Twee miniatuur Delftse muiltjes, 1750-1800, 17,5 cm lang

 

Sier aardewerk

Vanaf het begin van de 18 eeuw hielden steeds meer werkplaatsen zich bezig met de toepassing van verschillende kleuren. Ook experimenteerden ze volop met vermenging van verschillende glazuren, waardoor er nieuwe kleuren als olijfgroen, zwart en bruin bijkwamen. Nieuwe schilder- en baktechnieken en verbetering van bestaande productiemethoden resulteerden in een grotere diversiteit in kleurstellingen. Door de toenemende welvaart, verdere perfectionering en het grotere assortiment steeg de vraag naar sier-aardewerk explosief. Voorwerpen die voorheen van hout, zilver, tin of koper waren, werden nu gemaakt in aardewerk. Complete serviezen, beeldjes en tafelstukken, kandelaars, sierschotels en monumentale vazen vonden gretig aftrek. Ook tal van voorwerpen die onze voorouders in huis gebruikten kennen we in een ‘Delftse’ uitvoering: olie- en azijnstellen, bierpullen, suikerstrooiers, botervlootjes, tabakspotten en theebussen. Terwijl de lage bloemenvazen met tuiten en obelisken, die tegenwoordig enorme bedragen opbrengen in de antiekhandel, destijds de feestelijke dinertafel hebben opgeluisterd. Zelfs objecten die zich eigenlijk niet leenden voor een uitvoering in aardewerk waren prominent in het ‘rijkere’ interieur aanwezig; zoals vogelkooien, kroonluchters, (sier)violen, pruikenstandaards en spiegellijsten. Kaststellen en kommen kregen een plek op statige, 17e eeuwse kasten. Inventarislijsten uit die tijd vermelden dat schalen en sierschotels op ‘rackjes’ stonden en men spreekt van ‘gebacken steens schilderytjes`: tegeltableaus en geschilderde wand-plaquettes. Daarnaast zijn er tal van curieuze objecten gemaakt. Zoals de karakteristieke melkkannen, vormgegeven als aangeklede aapjes. Sommige exemplaren hebben een steek op waarvan de bolling uitneembaar is. En vaak verraadt het opschrift het gebruik: ‘kees is goet – hij geeft melk in overvloet – als je sijn buik maar vol doet’. Ze waren uiterst populair. Evenals de groot formaat gekleurd Delftse kraantjeskannen, vormgegeven als elegante dame, corpulente man of dronkenlap. Door middel van een (koperen) kraantje kon het glas worden gevuld. Het losse hoofd dient als afsluiting, als een kurk op een fles. Delftse miniatuur schoentjes of muiltjes (zgn. ‘trippen’) werden waarschijnlijk als speels huwelijksgeschenk gegeven en konden als cadeau ook een verholen erotisch getinte boodschap bevatten.  

Museale status

Het sier- en ‘pronk’ Delfts was al in de loop van 17ee eeuw een gewild exportproduct. Er zou echter een einde aan de voorspoed komen: de uitvinding en opkomst van de porselein productie in Europa betekende het einde voor de bloei van het Delftse aardewerk. In de 19e eeuw waren er nog vijf plateelbakkerijen in bedrijf. Na 1858 is het er nog maar één: de sinds 1653 in deze branche werkzame ‘De Porceleyne Fles’.

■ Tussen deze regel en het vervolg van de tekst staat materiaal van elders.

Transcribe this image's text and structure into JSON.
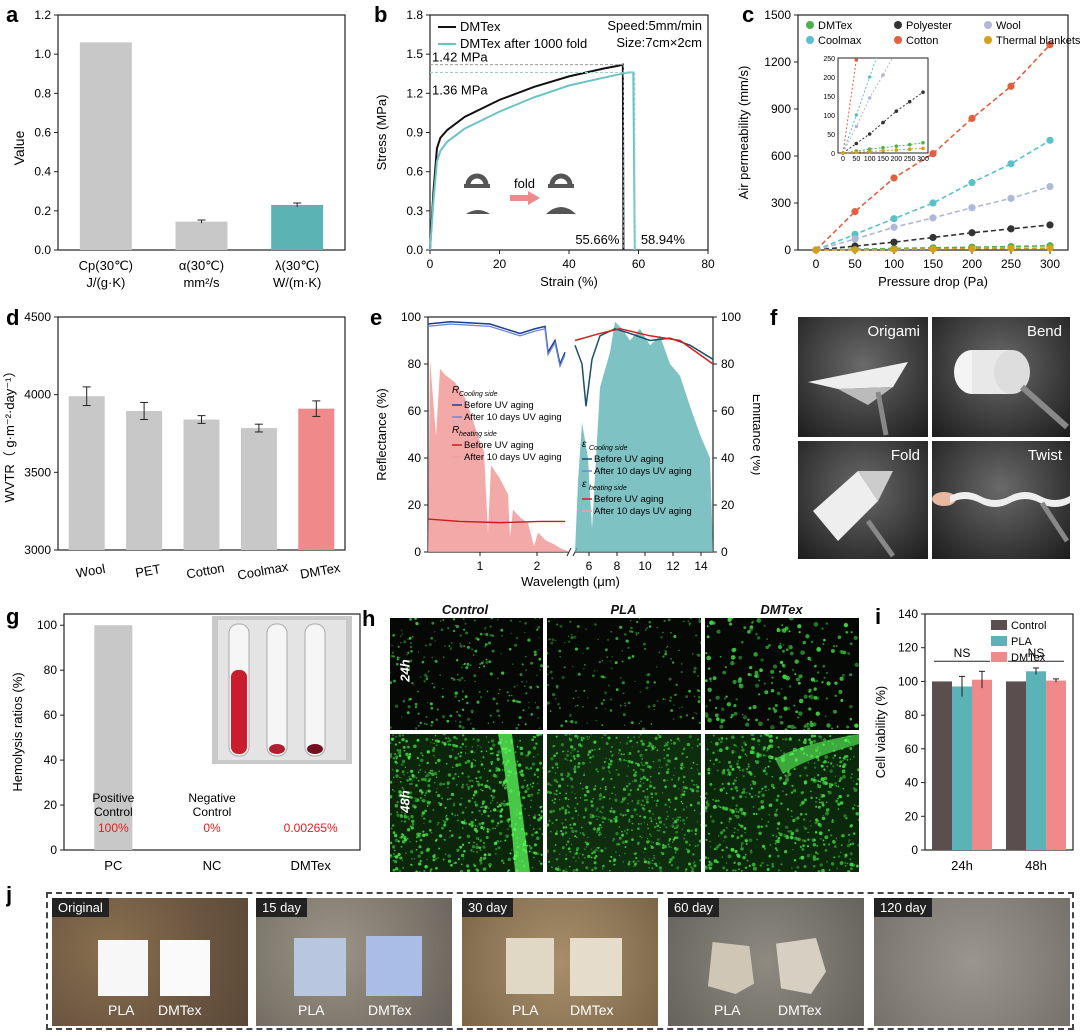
{
  "panels": {
    "a": "a",
    "b": "b",
    "c": "c",
    "d": "d",
    "e": "e",
    "f": "f",
    "g": "g",
    "h": "h",
    "i": "i",
    "j": "j"
  },
  "chart_data": [
    {
      "id": "a",
      "type": "bar",
      "categories": [
        "Cp(30℃)",
        "α(30℃)",
        "λ(30℃)"
      ],
      "category_units": [
        "J/(g·K)",
        "mm²/s",
        "W/(m·K)"
      ],
      "values": [
        1.06,
        0.145,
        0.23
      ],
      "errors": [
        0,
        0.008,
        0.01
      ],
      "colors": [
        "#c8c8c8",
        "#c8c8c8",
        "#5bb3b3"
      ],
      "ylabel": "Value",
      "ylim": [
        0,
        1.2
      ],
      "yticks": [
        0.0,
        0.2,
        0.4,
        0.6,
        0.8,
        1.0,
        1.2
      ]
    },
    {
      "id": "b",
      "type": "line",
      "xlabel": "Strain (%)",
      "ylabel": "Stress (MPa)",
      "xlim": [
        0,
        80
      ],
      "ylim": [
        0,
        1.8
      ],
      "xticks": [
        0,
        20,
        40,
        60,
        80
      ],
      "yticks": [
        0.0,
        0.3,
        0.6,
        0.9,
        1.2,
        1.5,
        1.8
      ],
      "series": [
        {
          "name": "DMTex",
          "color": "#111111",
          "x": [
            0,
            1,
            2,
            3,
            5,
            10,
            20,
            30,
            40,
            50,
            54,
            55.5,
            55.66
          ],
          "y": [
            0,
            0.45,
            0.78,
            0.86,
            0.92,
            1.02,
            1.15,
            1.25,
            1.33,
            1.39,
            1.41,
            1.42,
            0
          ]
        },
        {
          "name": "DMTex after 1000 fold",
          "color": "#6cc3c3",
          "x": [
            0,
            1,
            2,
            3,
            5,
            10,
            20,
            30,
            40,
            50,
            57,
            58.5,
            58.94
          ],
          "y": [
            0,
            0.38,
            0.68,
            0.76,
            0.83,
            0.93,
            1.06,
            1.17,
            1.26,
            1.32,
            1.36,
            1.36,
            0
          ]
        }
      ],
      "annotations": {
        "speed": "Speed:5mm/min",
        "size": "Size:7cm×2cm",
        "peak1": "1.42 MPa",
        "peak2": "1.36 MPa",
        "strain1": "55.66%",
        "strain2": "58.94%",
        "fold": "fold"
      }
    },
    {
      "id": "c",
      "type": "line",
      "xlabel": "Pressure drop (Pa)",
      "ylabel": "Air permeability (mm/s)",
      "xlim": [
        0,
        300
      ],
      "ylim": [
        0,
        1500
      ],
      "xticks": [
        0,
        50,
        100,
        150,
        200,
        250,
        300
      ],
      "yticks": [
        0,
        300,
        600,
        900,
        1200,
        1500
      ],
      "x": [
        0,
        50,
        100,
        150,
        200,
        250,
        300
      ],
      "series": [
        {
          "name": "DMTex",
          "color": "#4caf50",
          "values": [
            0,
            5,
            10,
            14,
            18,
            22,
            27
          ]
        },
        {
          "name": "Coolmax",
          "color": "#5bc0c8",
          "values": [
            0,
            100,
            200,
            300,
            430,
            550,
            700
          ]
        },
        {
          "name": "Polyester",
          "color": "#333333",
          "values": [
            0,
            25,
            50,
            80,
            110,
            135,
            160
          ]
        },
        {
          "name": "Cotton",
          "color": "#e06040",
          "values": [
            0,
            245,
            460,
            615,
            840,
            1045,
            1310
          ]
        },
        {
          "name": "Wool",
          "color": "#b0b8d8",
          "values": [
            0,
            70,
            145,
            205,
            270,
            330,
            405
          ]
        },
        {
          "name": "Thermal blankets",
          "color": "#d4a017",
          "values": [
            0,
            2,
            4,
            6,
            8,
            10,
            12
          ]
        }
      ],
      "inset": {
        "xticks": [
          0,
          50,
          100,
          150,
          200,
          250,
          300
        ],
        "yticks": [
          0,
          50,
          100,
          150,
          200,
          250
        ],
        "ylim": [
          0,
          250
        ]
      }
    },
    {
      "id": "d",
      "type": "bar",
      "categories": [
        "Wool",
        "PET",
        "Cotton",
        "Coolmax",
        "DMTex"
      ],
      "values": [
        3990,
        3895,
        3840,
        3785,
        3910
      ],
      "errors": [
        60,
        55,
        25,
        25,
        50
      ],
      "colors": [
        "#c8c8c8",
        "#c8c8c8",
        "#c8c8c8",
        "#c8c8c8",
        "#f08a8a"
      ],
      "ylabel": "WVTR（ g·m⁻²·day⁻¹）",
      "ylim": [
        3000,
        4500
      ],
      "yticks": [
        3000,
        3500,
        4000,
        4500
      ]
    },
    {
      "id": "e",
      "type": "line",
      "xlabel": "Wavelength (μm)",
      "ylabel": "Reflectance (%)",
      "y2label": "Emittance (%)",
      "yticks": [
        0,
        20,
        40,
        60,
        80,
        100
      ],
      "xticks_left": [
        "1",
        "2"
      ],
      "xticks_right": [
        "6",
        "8",
        "10",
        "12",
        "14"
      ],
      "legend_left": {
        "g1": "R",
        "g1sub": "Cooling side",
        "g1a": "Before UV aging",
        "g1b": "After 10 days UV aging",
        "g2": "R",
        "g2sub": "heating side",
        "g2a": "Before UV aging",
        "g2b": "After 10 days UV aging"
      },
      "legend_right": {
        "g1": "ε",
        "g1sub": "Cooling side",
        "g1a": "Before UV aging",
        "g1b": "After 10 days UV aging",
        "g2": "ε",
        "g2sub": "heating side",
        "g2a": "Before UV aging",
        "g2b": "After 10 days UV aging"
      }
    },
    {
      "id": "g",
      "type": "bar",
      "categories": [
        "PC",
        "NC",
        "DMTex"
      ],
      "values": [
        100,
        0,
        0.00265
      ],
      "colors": [
        "#c8c8c8",
        "#c8c8c8",
        "#c8c8c8"
      ],
      "ylabel": "Hemolysis ratios (%)",
      "ylim": [
        0,
        105
      ],
      "yticks": [
        0,
        20,
        40,
        60,
        80,
        100
      ],
      "labels": [
        {
          "l1": "Positive",
          "l2": "Control",
          "pct": "100%"
        },
        {
          "l1": "Negative",
          "l2": "Control",
          "pct": "0%"
        },
        {
          "l1": "",
          "l2": "",
          "pct": "0.00265%"
        }
      ]
    },
    {
      "id": "i",
      "type": "bar",
      "categories": [
        "24h",
        "48h"
      ],
      "series": [
        {
          "name": "Control",
          "color": "#5a4e4e",
          "values": [
            100,
            100
          ],
          "errors": [
            0,
            0
          ]
        },
        {
          "name": "PLA",
          "color": "#5bb3b8",
          "values": [
            97,
            106
          ],
          "errors": [
            6,
            2
          ]
        },
        {
          "name": "DMTex",
          "color": "#f08a8a",
          "values": [
            101,
            100.5
          ],
          "errors": [
            5,
            1
          ]
        }
      ],
      "ylabel": "Cell viability (%)",
      "ylim": [
        0,
        140
      ],
      "yticks": [
        0,
        20,
        40,
        60,
        80,
        100,
        120,
        140
      ],
      "sig": [
        "NS",
        "NS"
      ]
    }
  ],
  "panel_f": {
    "labels": [
      "Origami",
      "Bend",
      "Fold",
      "Twist"
    ]
  },
  "panel_h": {
    "columns": [
      "Control",
      "PLA",
      "DMTex"
    ],
    "rows": [
      "24h",
      "48h"
    ]
  },
  "panel_j": {
    "stages": [
      "Original",
      "15 day",
      "30 day",
      "60 day",
      "120 day"
    ],
    "sample_left": "PLA",
    "sample_right": "DMTex"
  }
}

Leek het fenomeen Delfts aardewerk definitief uit de gratie te zijn; aan het einde van de 19e eeuw ontstond een herwaardering voor het inmiddels antieke Delftse aardewerk. Met name (buitenlandse) collectioneurs zagen het kunsthistorische belang en de schoonheid van dit specifieke product als eersten. De plateelschilder van weleer werd nu als kunstenaar beschouwd.
Omdat vooral de kostbaarder en luxueuze sier- en gebruiksvoorwerpen bewaard zijn gebleven, vormt deze groep het zwaartepunt in de collecties en  openbare museale verzamelingen. Aan menige museale Delfts aardewerk verzameling ligt particuliere verzameldrift ten grondslag. Onlangs kreeg het Kunstmuseum Den Haag (de op 1 oktober jl. ingevoerde naam) een ongekende aanvulling van hun Delfts collectie door een langdurig bruikleen. Het betreft een verzameling van wereldniveau: de Lavino collectie van de in 2005 overleden Nederlandse staalindustrieel Meijer Lavino en zijn echtgenote Paula Lavino-Ridderhof.  
 

Gekleurde Delftse melkkannen, 1750-1770, circa 22 cm hoog

 

Het echtpaar Lavino, verzamelaars pur sang 

Deze unieke verzameling, die nooit eerder publiekelijk te zien is geweest, bevat bijna het complete assortiment van het artistieke vakmanschap van de Delftse plateelbakkers uit de periode 1660 tot 1820. De encyclopedische waarde van de Lavino collectie is uitzonderlijk. En zeker als geheel is die van onschatbare waarde. Niet alleen kocht de naamgever breed en divers aan; hij bracht ook paren samen en zelfs een veelvoud aan stellen. Naast variaties in het vorm-assortiment bracht Lavino Delfts aardewerk in alle decoratietechnieken bijeen. Van het ingetogen monochrome wit tot blauw/wit gedecoreerd, van bonte kleuren tot in pasteltinten uitgevoerde voorwerpen met vergulde details. Daarnaast had de gepassioneerde verzamelaar, in zijn aankoopbeleid bijgestaan door verschillende experts, een scherp oog voor de hoogste kwaliteit. Hij kocht bij gerenommeerde, in antiek aardewerk gespecialiseerde antiquairs en was een trouw bezoeker van Kunst- en Antiekbeurzen als de TEFAF en de PAN waar hij menige opmerkelijke ‘vondst’ deed. De verzameling tal van vormstukken telt die absoluut uniek zijn. Het is ongelofelijk dat Lavino deze kwalitatief en kwantitatief hoogstaande verzameling in een tijdsbestek van slechts twintig jaar bijeen heeft gebracht. Hij breidde zelfs noodgedwongen zijn woonhuis uit met een tuinkamer om alles een plek te kunnen geven. Het echtpaar Lavino leefde letterlijk te midden van hun ruim duizend objecten tellende verzameling: al het Delfts stond opgesteld in speciaal ontworpen vitrinekasten, op tafels en hing aan de wand tot in de keuken aan toe.’ Tot 1 maart 2020 worden rond de 900 voorwerpen uit deze verzameling getoond in de tentoonstelling ‘De Lavino Collectie – Staalkaart van Delfts aardewerk. 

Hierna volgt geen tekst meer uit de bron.